J'ai jeté un coup d'œil discret à son sac à dos. La fermeture éclair était cassée et réparée avec une épingle à nourrice. Ses chaussures, autrefois blanches, étaient grises et craquelées sur les côtés. Genève. Bien sûr.
Personne ne la croyait, mais personne ne disait rien. C'était plus simple de l'ignorer. Manon vivait dans son propre monde, un monde rempli de dîners de gala, d'ambassades et de privilèges inaccessibles pour nous, simples lycéens d'une banlieue parisienne ordinaire.
Le problème, c'est que ses mensonges devenaient de plus en plus gros. Elle ne se contentait plus de voyages imaginaires. Elle a commencé à parler de son avenir.
« L'université ? Oh, je n'ai pas à m'en faire pour les concours. Mon père a déjà tout arrangé avec le doyen de la Sorbonne. C'est juste une formalité. »
Cette fois, un silence glacial est tombé sur le groupe. C'était une insulte directe à nous tous, qui passions nos nuits à réviser, angoissés par Parcoursup et les examens.
Marc, qui était le premier de la classe et le plus stressé de tous, a perdu patience.
« Tu te fiches de nous, Manon ? »
Elle a haussé les épaules, l'air offensé.
« Pourquoi je ferais ça ? C'est juste la vérité. Quand tes parents ont des relations, les portes s'ouvrent. »
Son arrogance était insupportable. Je n'ai pas pu me retenir.
« Arrête tes bêtises, Manon. Tout le monde sait que tu mens. »
Son visage a changé. Le masque de supériorité s'est fissuré, laissant apparaître une lueur de panique. Mais ça n'a duré qu'une seconde.
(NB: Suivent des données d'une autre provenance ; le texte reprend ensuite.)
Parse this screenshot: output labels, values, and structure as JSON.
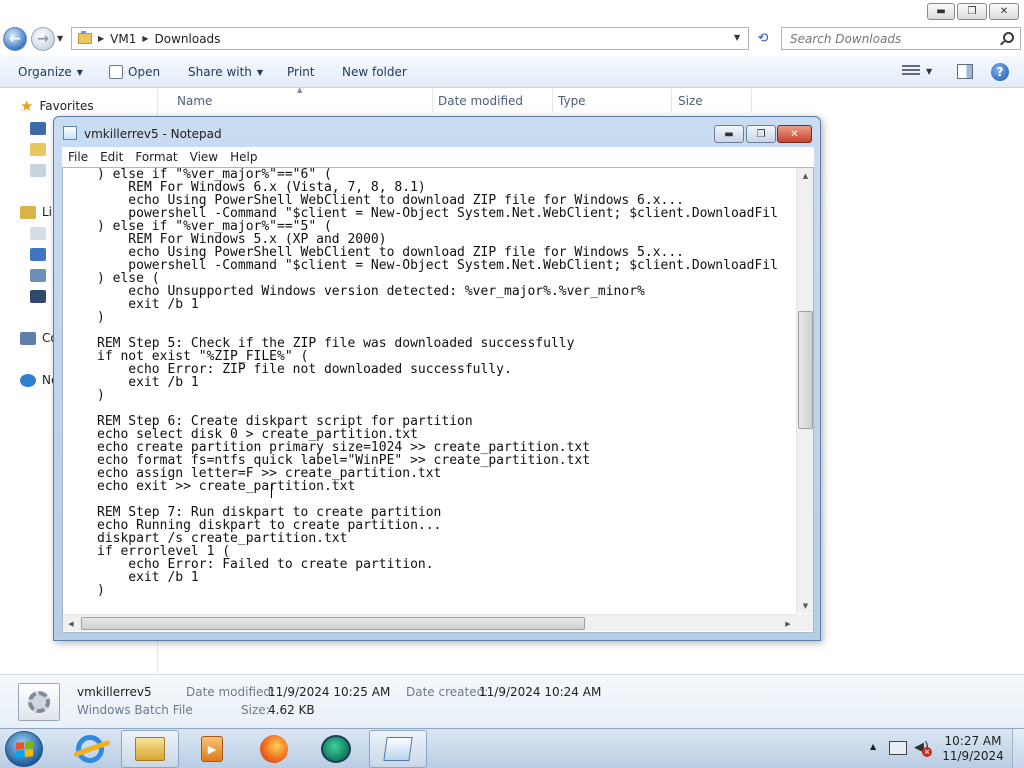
{
  "explorer": {
    "window_controls": {
      "minimize": "▬",
      "maximize": "❐",
      "close": "✕"
    },
    "breadcrumb": [
      "VM1",
      "Downloads"
    ],
    "search_placeholder": "Search Downloads",
    "toolbar": {
      "organize": "Organize",
      "open": "Open",
      "share_with": "Share with",
      "print": "Print",
      "new_folder": "New folder"
    },
    "nav_pane": {
      "favorites": "Favorites",
      "libraries": "Lib",
      "computer": "Co",
      "network": "Ne"
    },
    "columns": [
      "Name",
      "Date modified",
      "Type",
      "Size"
    ],
    "details": {
      "file_name": "vmkillerrev5",
      "file_type": "Windows Batch File",
      "date_modified_label": "Date modified:",
      "date_modified": "11/9/2024 10:25 AM",
      "date_created_label": "Date created:",
      "date_created": "11/9/2024 10:24 AM",
      "size_label": "Size:",
      "size": "4.62 KB"
    }
  },
  "notepad": {
    "title": "vmkillerrev5 - Notepad",
    "menu": [
      "File",
      "Edit",
      "Format",
      "View",
      "Help"
    ],
    "lines": [
      ") else if \"%ver_major%\"==\"6\" (",
      "    REM For Windows 6.x (Vista, 7, 8, 8.1)",
      "    echo Using PowerShell WebClient to download ZIP file for Windows 6.x...",
      "    powershell -Command \"$client = New-Object System.Net.WebClient; $client.DownloadFil",
      ") else if \"%ver_major%\"==\"5\" (",
      "    REM For Windows 5.x (XP and 2000)",
      "    echo Using PowerShell WebClient to download ZIP file for Windows 5.x...",
      "    powershell -Command \"$client = New-Object System.Net.WebClient; $client.DownloadFil",
      ") else (",
      "    echo Unsupported Windows version detected: %ver_major%.%ver_minor%",
      "    exit /b 1",
      ")",
      "",
      "REM Step 5: Check if the ZIP file was downloaded successfully",
      "if not exist \"%ZIP_FILE%\" (",
      "    echo Error: ZIP file not downloaded successfully.",
      "    exit /b 1",
      ")",
      "",
      "REM Step 6: Create diskpart script for partition",
      "echo select disk 0 > create_partition.txt",
      "echo create partition primary size=1024 >> create_partition.txt",
      "echo format fs=ntfs quick label=\"WinPE\" >> create_partition.txt",
      "echo assign letter=F >> create_partition.txt",
      "echo exit >> create_partition.txt",
      "",
      "REM Step 7: Run diskpart to create partition",
      "echo Running diskpart to create partition...",
      "diskpart /s create_partition.txt",
      "if errorlevel 1 (",
      "    echo Error: Failed to create partition.",
      "    exit /b 1",
      ")"
    ]
  },
  "taskbar": {
    "clock_time": "10:27 AM",
    "clock_date": "11/9/2024"
  }
}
La colère a pris le dessus.
« Tu es juste jalouse, Chloé. Jalouse parce que ta vie est banale et que la mienne est exceptionnelle. »
La tension était palpable. Les autres élèves nous regardaient, mi-amusés, mi-gênés.
J'ai senti la colère monter en moi.
« Ma vie est peut-être banale, mais au moins, elle est réelle. Et mes parents ne sont peut-être pas diplomates, mais au moins, ils existent. »
Je ne sais pas pourquoi j'ai dit ça. C'était méchant, gratuit. J'ai vu la douleur traverser son regard. Une douleur si vive et si profonde qu'elle m'a fait regretter mes mots instantanément.
Puis, la douleur a laissé place à une fureur blanche.
Clac.
Le son a résonné dans la salle de classe silencieuse. Sa main venait de s'abattre sur ma joue. La surprise a été si totale que je n'ai même pas senti la douleur tout de suite. J'ai juste vu sa main trembler, ses yeux remplis de larmes de rage.
Elle a reculé d'un pas, horrifiée par son propre geste, puis elle a attrapé son sac rapiécé et s'est enfuie en courant hors de la salle, nous laissant tous dans un silence stupéfait.
Je suis restée là, la joue en feu, le cœur battant à tout rompre. J'avais provoqué ça. J'avais franchi une ligne. J'avais touché un point sensible, sans même savoir lequel.
Le soir, dans ma chambre, je n'arrivais pas à chasser son image de mon esprit. Cette fille si seule, si perdue, qui se cachait derrière une armure de mensonges si fragiles. Elle continuait de parler de ses parents riches et influents, comme si répéter le mensonge pouvait le rendre vrai. C'était sa routine, son mantra. Et aujourd'hui, j'avais brisé ce mantra.